Additionally, the supporters of marijuana legalization do not find any valid evidence that suggests the existence of a causal correlation between the use of medical marijuana and the use of harder narcotics. In fact, they argue that most people who smoke pot hardly progress to harder drugs (Lankenau and Iverson 175). However, in my view and according to a broad range of studies, marijuana remains the most popular, mostly used, and easily accessible illegal drug in today’s society. Therefore, individuals who use various less available drugs such as cocaine and heroin are highly likely to have had a previous encounter with marijuana, a behavior which is consistent with the idea of medical marijuana as a gateway drug.

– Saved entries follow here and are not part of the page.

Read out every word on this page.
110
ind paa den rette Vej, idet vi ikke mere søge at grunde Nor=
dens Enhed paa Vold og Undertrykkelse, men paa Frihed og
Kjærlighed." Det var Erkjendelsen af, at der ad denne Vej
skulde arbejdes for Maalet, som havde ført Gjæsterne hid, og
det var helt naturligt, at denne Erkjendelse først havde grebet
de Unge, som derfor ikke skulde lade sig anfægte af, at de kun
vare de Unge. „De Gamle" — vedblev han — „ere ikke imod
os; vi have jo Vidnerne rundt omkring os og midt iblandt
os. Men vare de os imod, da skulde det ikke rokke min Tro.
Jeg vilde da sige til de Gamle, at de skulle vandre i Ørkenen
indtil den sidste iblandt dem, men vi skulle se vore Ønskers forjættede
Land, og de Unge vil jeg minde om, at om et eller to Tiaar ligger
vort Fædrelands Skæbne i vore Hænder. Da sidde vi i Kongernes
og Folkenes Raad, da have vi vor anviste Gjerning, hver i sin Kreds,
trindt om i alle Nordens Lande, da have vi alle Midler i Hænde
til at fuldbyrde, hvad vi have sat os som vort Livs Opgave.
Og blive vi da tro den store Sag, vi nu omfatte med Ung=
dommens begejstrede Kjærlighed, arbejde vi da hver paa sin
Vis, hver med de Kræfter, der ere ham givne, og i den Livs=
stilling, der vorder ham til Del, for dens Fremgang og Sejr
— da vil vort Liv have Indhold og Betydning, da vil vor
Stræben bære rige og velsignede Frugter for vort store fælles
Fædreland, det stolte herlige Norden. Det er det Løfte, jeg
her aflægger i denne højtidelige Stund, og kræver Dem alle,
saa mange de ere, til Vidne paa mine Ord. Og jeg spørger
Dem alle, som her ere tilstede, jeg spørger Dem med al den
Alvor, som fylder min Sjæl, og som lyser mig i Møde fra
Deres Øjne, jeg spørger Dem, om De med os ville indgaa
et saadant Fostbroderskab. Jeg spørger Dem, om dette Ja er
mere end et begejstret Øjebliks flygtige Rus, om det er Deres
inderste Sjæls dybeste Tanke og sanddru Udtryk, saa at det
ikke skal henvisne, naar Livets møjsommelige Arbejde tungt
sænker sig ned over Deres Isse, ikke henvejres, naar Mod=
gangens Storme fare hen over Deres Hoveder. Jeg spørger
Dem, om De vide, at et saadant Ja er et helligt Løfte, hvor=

Given the evidence reported by different studies, it appropriate to say that medical marijuana is a gateway drug. According to the gateway theory, marijuana qualifies as gateway drug since most users of various dangerous narcotics such as cocaine, methamphetamine, and heroin usually use marijuana first, which makes it a gateway to such harder drugs. The gateway theory implies that there exists a causal mechanism or link that sensitizes drug users biologically, which makes them more desirous of and more willing to try harder drugs. Therefore, in my view, the gateway hypothesis holds, despite not making sense to individuals who use or support the legalization of marijuana.
Chu, Yu-Wei Luke. “Do Medical Marijuana Laws Increase Hard Drug Use?” SSRN Electronic Journal (2013): 121-134. Web.
Lankenau, Stephen, and Ellen Iverson. “Medical Marijuana: Stepping Stone or Protective Effect?” Drug and Alcohol Dependence 146 (2015): e167-e178. Web.
Volkow, Nora D. “Taking A Science-Informed Approach to Medical Marijuana.” Alcoholism & Drug Abuse Weekly 27.17 (2015): 5-13. Web.